Federal interest rates for student loans rise July 1

Students listen while President Donald Trump delivers the commencement speech for Liberty University graduates, in Lynchburg, Va., on May 13. Students planning to borrow after July 1 will have to pay higher interest rates. File Photo by Molly Riley/UPI

June 27 (UPI) — Student loan debt will get heavier for many students as federal interest rates for new college loans will increase on July 1.

The new rate for undergraduate student Stafford loans will be 4.45 percent, compared to the previous rate of 3.86 percent after the Treasury Department’s auction of 10-year notes in May.

Graduate students will see an increase in their loan interest rates, going from 5.41 percent to 6 percent.

Parents taking out loans to help pay for their child’s college education will also see a rise. PLUS loans will jump from 6.41 percent to 7 percent.

The increases go into effect for new loans starting July 1.

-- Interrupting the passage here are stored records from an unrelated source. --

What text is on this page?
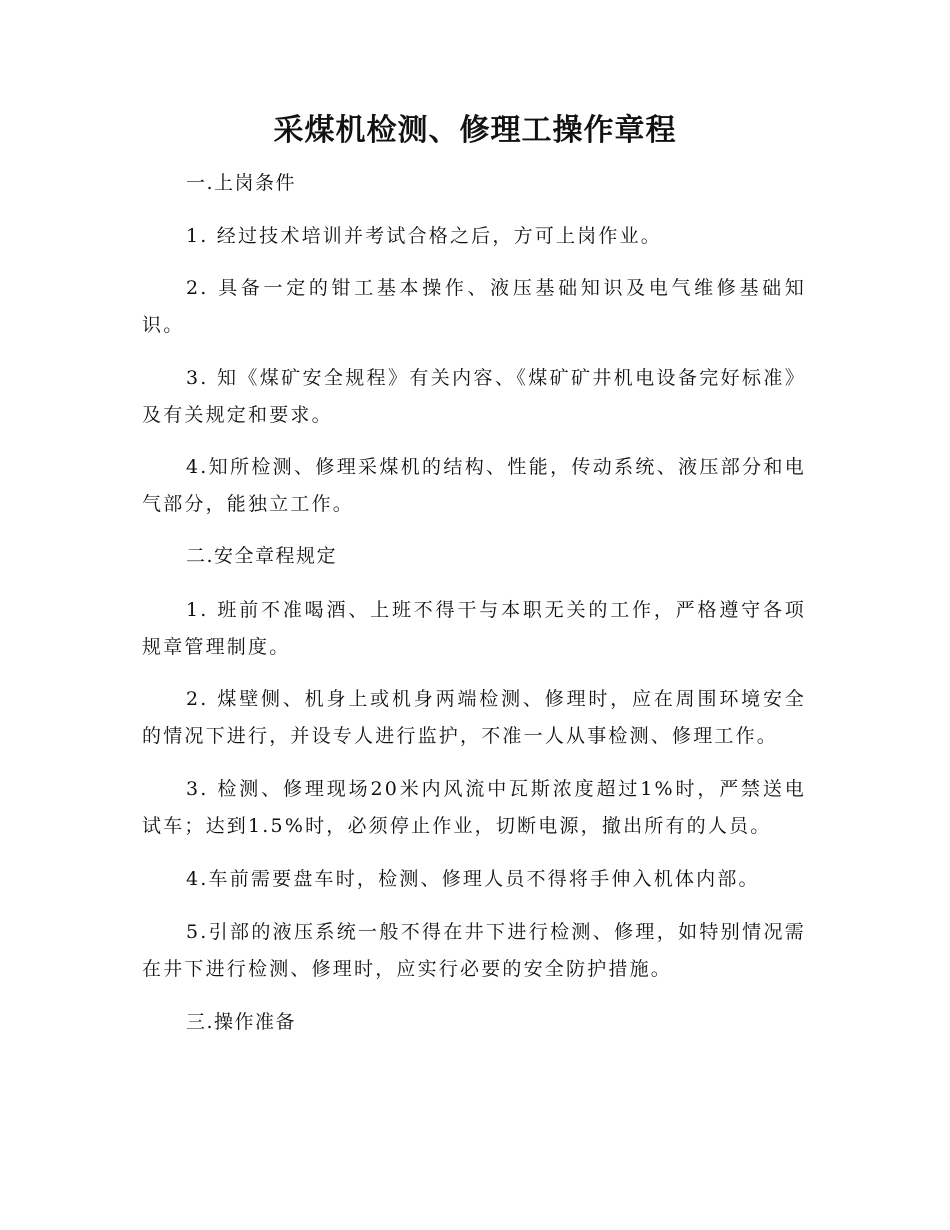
采煤机检测、修理工操作章程

一.上岗条件

1. 经过技术培训并考试合格之后，方可上岗作业。

2. 具备一定的钳工基本操作、液压基础知识及电气维修基础知识。

3. 知《煤矿安全规程》有关内容、《煤矿矿井机电设备完好标准》及有关规定和要求。

4.知所检测、修理采煤机的结构、性能，传动系统、液压部分和电气部分，能独立工作。

二.安全章程规定

1. 班前不准喝酒、上班不得干与本职无关的工作，严格遵守各项规章管理制度。

2. 煤壁侧、机身上或机身两端检测、修理时，应在周围环境安全的情况下进行，并设专人进行监护，不准一人从事检测、修理工作。

3. 检测、修理现场20米内风流中瓦斯浓度超过1%时，严禁送电试车；达到1.5%时，必须停止作业，切断电源，撤出所有的人员。

4.车前需要盘车时，检测、修理人员不得将手伸入机体内部。

5.引部的液压系统一般不得在井下进行检测、修理，如特别情况需在井下进行检测、修理时，应实行必要的安全防护措施。

三.操作准备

Under the previous 3.86 interest rate, the amount of interest to be paid on the average student loan debt of $30,000 came out to $6,229 if the total debt is paid off within a 10-year period.

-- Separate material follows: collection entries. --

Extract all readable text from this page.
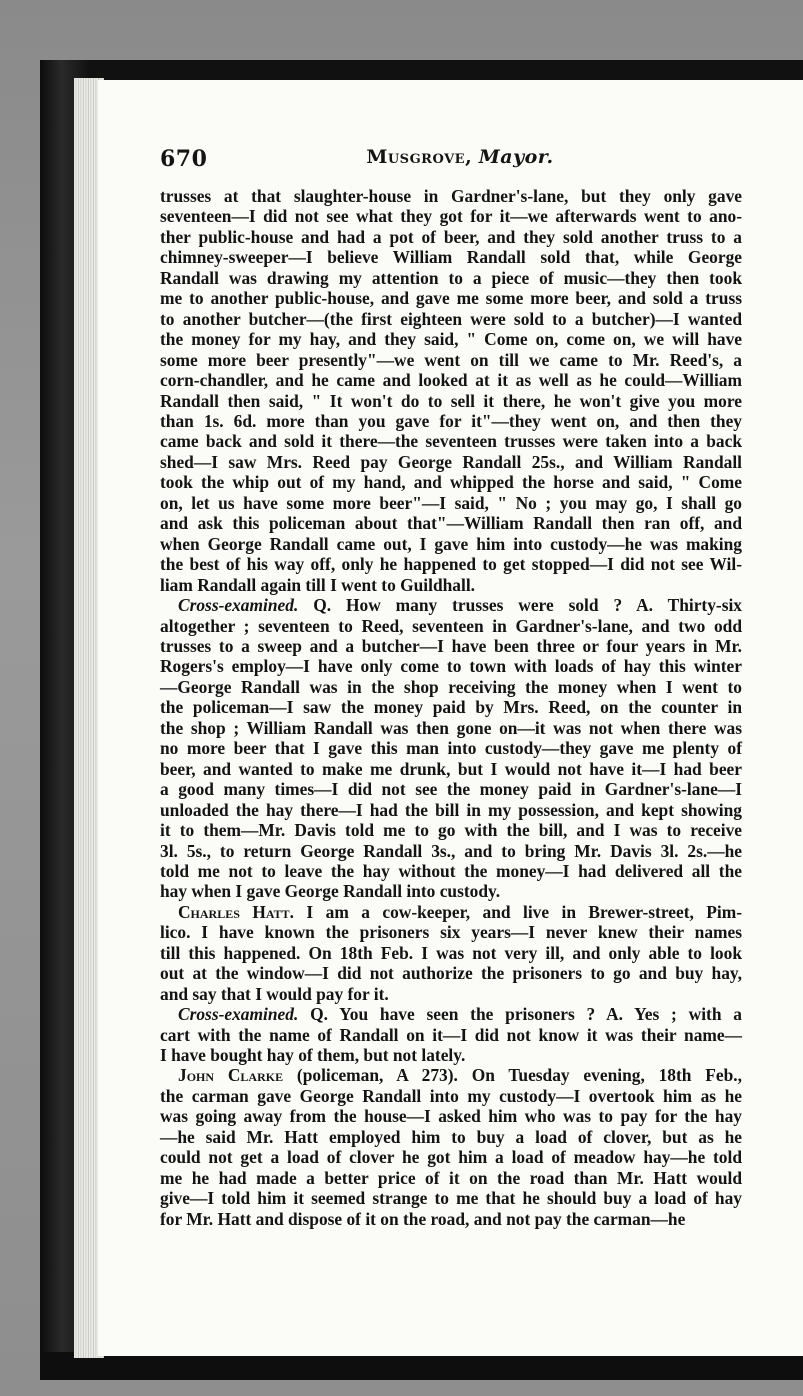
670	Musgrove, Mayor.
trusses at that slaughter-house in Gardner's-lane, but they only gave
seventeen—I did not see what they got for it—we afterwards went to ano-
ther public-house and had a pot of beer, and they sold another truss to a
chimney-sweeper—I believe William Randall sold that, while George
Randall was drawing my attention to a piece of music—they then took
me to another public-house, and gave me some more beer, and sold a truss
to another butcher—(the first eighteen were sold to a butcher)—I wanted
the money for my hay, and they said, " Come on, come on, we will have
some more beer presently"—we went on till we came to Mr. Reed's, a
corn-chandler, and he came and looked at it as well as he could—William
Randall then said, " It won't do to sell it there, he won't give you more
than 1s. 6d. more than you gave for it"—they went on, and then they
came back and sold it there—the seventeen trusses were taken into a back
shed—I saw Mrs. Reed pay George Randall 25s., and William Randall
took the whip out of my hand, and whipped the horse and said, " Come
on, let us have some more beer"—I said, " No ; you may go, I shall go
and ask this policeman about that"—William Randall then ran off, and
when George Randall came out, I gave him into custody—he was making
the best of his way off, only he happened to get stopped—I did not see Wil-
liam Randall again till I went to Guildhall.
Cross-examined. Q. How many trusses were sold ? A. Thirty-six
altogether ; seventeen to Reed, seventeen in Gardner's-lane, and two odd
trusses to a sweep and a butcher—I have been three or four years in Mr.
Rogers's employ—I have only come to town with loads of hay this winter
—George Randall was in the shop receiving the money when I went to
the policeman—I saw the money paid by Mrs. Reed, on the counter in
the shop ; William Randall was then gone on—it was not when there was
no more beer that I gave this man into custody—they gave me plenty of
beer, and wanted to make me drunk, but I would not have it—I had beer
a good many times—I did not see the money paid in Gardner's-lane—I
unloaded the hay there—I had the bill in my possession, and kept showing
it to them—Mr. Davis told me to go with the bill, and I was to receive
3l. 5s., to return George Randall 3s., and to bring Mr. Davis 3l. 2s.—he
told me not to leave the hay without the money—I had delivered all the
hay when I gave George Randall into custody.
Charles Hatt. I am a cow-keeper, and live in Brewer-street, Pim-
lico. I have known the prisoners six years—I never knew their names
till this happened. On 18th Feb. I was not very ill, and only able to look
out at the window—I did not authorize the prisoners to go and buy hay,
and say that I would pay for it.
Cross-examined. Q. You have seen the prisoners ? A. Yes ; with a
cart with the name of Randall on it—I did not know it was their name—
I have bought hay of them, but not lately.
John Clarke (policeman, A 273). On Tuesday evening, 18th Feb.,
the carman gave George Randall into my custody—I overtook him as he
was going away from the house—I asked him who was to pay for the hay
—he said Mr. Hatt employed him to buy a load of clover, but as he
could not get a load of clover he got him a load of meadow hay—he told
me he had made a better price of it on the road than Mr. Hatt would
give—I told him it seemed strange to me that he should buy a load of hay
for Mr. Hatt and dispose of it on the road, and not pay the carman—he
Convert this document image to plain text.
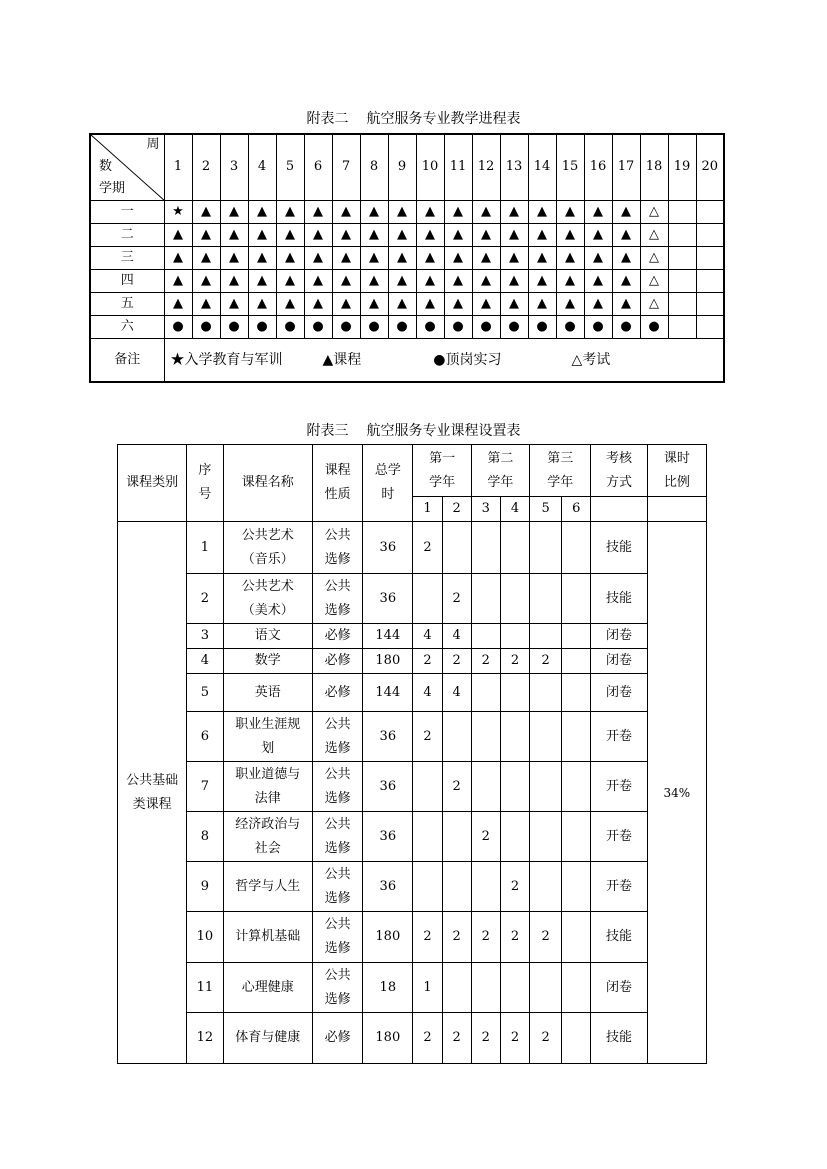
附表二 航空服务专业教学进程表
周
数
学期	1	2	3	4	5	6	7	8	9	10	11	12	13	14	15	16	17	18	19	20
一	★	▲	▲	▲	▲	▲	▲	▲	▲	▲	▲	▲	▲	▲	▲	▲	▲	△		
二	▲	▲	▲	▲	▲	▲	▲	▲	▲	▲	▲	▲	▲	▲	▲	▲	▲	△		
三	▲	▲	▲	▲	▲	▲	▲	▲	▲	▲	▲	▲	▲	▲	▲	▲	▲	△		
四	▲	▲	▲	▲	▲	▲	▲	▲	▲	▲	▲	▲	▲	▲	▲	▲	▲	△		
五	▲	▲	▲	▲	▲	▲	▲	▲	▲	▲	▲	▲	▲	▲	▲	▲	▲	△		
六	●	●	●	●	●	●	●	●	●	●	●	●	●	●	●	●	●	●		
备注	★入学教育与军训 ▲课程 ●顶岗实习 △考试																			
附表三 航空服务专业课程设置表
课程类别	序号	课程名称	课程性质	总学时	第一学年		第二学年		第三学年		考核方式	课时比例

					1	2	3	4	5	6		

公共基础类课程	1	公共艺术（音乐）	公共选修	36	2						技能	34%
	2	公共艺术（美术）	公共选修	36		2					技能	
	3	语文	必修	144	4	4					闭卷	
	4	数学	必修	180	2	2	2	2	2		闭卷	
	5	英语	必修	144	4	4					闭卷	
	6	职业生涯规划	公共选修	36	2						开卷	
	7	职业道德与法律	公共选修	36		2					开卷	
	8	经济政治与社会	公共选修	36			2				开卷	
	9	哲学与人生	公共选修	36				2			开卷	
	10	计算机基础	公共选修	180	2	2	2	2	2		技能	
	11	心理健康	公共选修	18	1						闭卷	
	12	体育与健康	必修	180	2	2	2	2	2		技能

Under the new 4.45 percent interest rate, the total interest over 10 years would be $7,247.

“The financial impact of this increase is on the order of a few dollars a month on a 10-year repayment plan for every $10,000 borrowed,” Mark Kantrowitz, vice president of strategy for college and scholarship search site Cappex.com, told CNBC.

Despite the higher federal interest rates, Brianna McGurran of personal finance website NerdWallet said that they are still a better deal than borrowing from private companies.

“Since their interest rates are fixed, they won’t go up in the future, and they also come with crucial protections like income-driven repayment and forgiveness for public-sector workers,” she said.